Die Volksrepublik China errichtet weiterhin fleißig Solarparks auf Kuba. Wie ist das politisch zu werten?
Es hilft, die Energiekrise zu überwinden und teilweise marode Ölkraftwerke zu ersetzen. Wegen des durch die USA verursachten Devisendesasters ist die Ölförderung rückläufig, zum Beispiel durch Ersatzteilmangel für die Pumpen. Ohne Energie funktioniert auf Kuba nichts, weder die Lebensmittelversorgung noch die Zuckerproduktion oder die industrielle Produktion.

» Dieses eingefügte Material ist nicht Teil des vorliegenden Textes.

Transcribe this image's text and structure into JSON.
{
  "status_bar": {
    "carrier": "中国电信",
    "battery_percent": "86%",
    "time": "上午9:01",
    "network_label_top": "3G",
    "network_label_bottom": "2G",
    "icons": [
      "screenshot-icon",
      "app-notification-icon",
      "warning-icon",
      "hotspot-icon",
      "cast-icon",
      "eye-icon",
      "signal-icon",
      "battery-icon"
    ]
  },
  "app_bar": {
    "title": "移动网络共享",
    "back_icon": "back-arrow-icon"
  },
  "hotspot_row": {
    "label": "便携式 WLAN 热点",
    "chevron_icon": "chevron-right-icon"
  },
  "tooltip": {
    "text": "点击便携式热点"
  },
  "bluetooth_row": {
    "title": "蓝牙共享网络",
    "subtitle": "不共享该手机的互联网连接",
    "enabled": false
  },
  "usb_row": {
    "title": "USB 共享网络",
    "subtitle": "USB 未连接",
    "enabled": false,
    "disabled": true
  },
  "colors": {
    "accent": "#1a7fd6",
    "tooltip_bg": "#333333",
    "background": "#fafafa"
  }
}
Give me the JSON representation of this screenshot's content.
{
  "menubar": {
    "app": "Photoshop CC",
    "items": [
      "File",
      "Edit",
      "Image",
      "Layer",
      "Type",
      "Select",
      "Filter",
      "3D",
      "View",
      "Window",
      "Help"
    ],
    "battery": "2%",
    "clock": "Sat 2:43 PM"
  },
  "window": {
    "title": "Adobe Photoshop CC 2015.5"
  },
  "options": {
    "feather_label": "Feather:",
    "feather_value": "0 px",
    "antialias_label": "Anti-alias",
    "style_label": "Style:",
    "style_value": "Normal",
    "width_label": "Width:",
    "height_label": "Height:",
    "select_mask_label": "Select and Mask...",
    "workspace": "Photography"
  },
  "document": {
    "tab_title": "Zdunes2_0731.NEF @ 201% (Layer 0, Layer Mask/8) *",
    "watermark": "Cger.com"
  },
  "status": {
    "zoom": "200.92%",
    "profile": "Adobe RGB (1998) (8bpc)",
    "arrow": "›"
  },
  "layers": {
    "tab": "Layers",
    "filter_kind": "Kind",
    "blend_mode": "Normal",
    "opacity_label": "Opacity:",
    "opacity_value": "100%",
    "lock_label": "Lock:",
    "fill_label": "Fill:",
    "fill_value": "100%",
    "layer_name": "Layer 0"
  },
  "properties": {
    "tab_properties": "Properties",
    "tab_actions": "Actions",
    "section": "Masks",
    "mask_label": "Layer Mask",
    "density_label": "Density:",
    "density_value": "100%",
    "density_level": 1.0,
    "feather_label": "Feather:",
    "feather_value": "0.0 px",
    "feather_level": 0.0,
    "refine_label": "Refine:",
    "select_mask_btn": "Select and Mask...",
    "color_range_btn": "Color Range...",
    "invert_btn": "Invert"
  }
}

Der öffentliche Nahverkehr kann nur sporadisch fahren. Chinas Lieferungen heben den Solaranteil über zehn Prozent an der gesamten Stromversorgung und kompensieren so die schlimmsten Auswirkungen der Sanktionen der Trump-Regierung. Um die zu lockern, muss der politische Druck steigen.
Wer wäre in der Lage und auch willens, diesen Druck auszuüben?
90 Prozent der UNO, insgesamt 165 Staaten, forderten Ende Oktober das Ende der Blockade gegen Kuba. Zwölf enthielten sich, sieben waren dagegen. Aber wirklich getan wurde nichts, um die USA zu bewegen, ihre Wirtschafts-, Handels- und Finanzembargos zu unterlassen. Auch die deutsche Regierung gibt ein jämmerliches Bild ab. Um so wichtiger ist die Solidarität etwa von China und Vietnam. Kuba merkt gerade jetzt, nach dem Hurrikan, dass es Freunde auf der Welt hat.
Sollten die Industrieländer Schadenersatz leisten, weil die durch sie verursachte Klimakrise die sozialistische Inselrepublik belastet?
Die Forderungen der südlichen Staaten, ihnen Ausgleichszahlungen zu leisten, sind berechtigt. Kuba trägt kaum zur globalen Erderwärmung bei, leidet aber unter den Folgen. Der ansteigende Meeresspiegel greift die Küsten an. Die Hurrikanintensität hat sich seit dem Jahr 2000 verdreifacht. Wir können als kleiner Verein nur minimal dazu beitragen, die Krise abzumildern, haben es aber geschafft, eine Energiemenge zu ermöglichen, wie sie von 4.000 Balkonkraftwerken ausgehen würde. Unser neues Projekt versorgt Studierende der Lateinamerikanischen Medizinischen Hochschule (ELAM) in Havanna mit Solarpanelen.
Lothar Reininger ist Vorstandsmitglied des Netzwerkes Interred Cooperación e. V. und Projektverantwortlicher für gespendete Solaranlagen auf Kuba.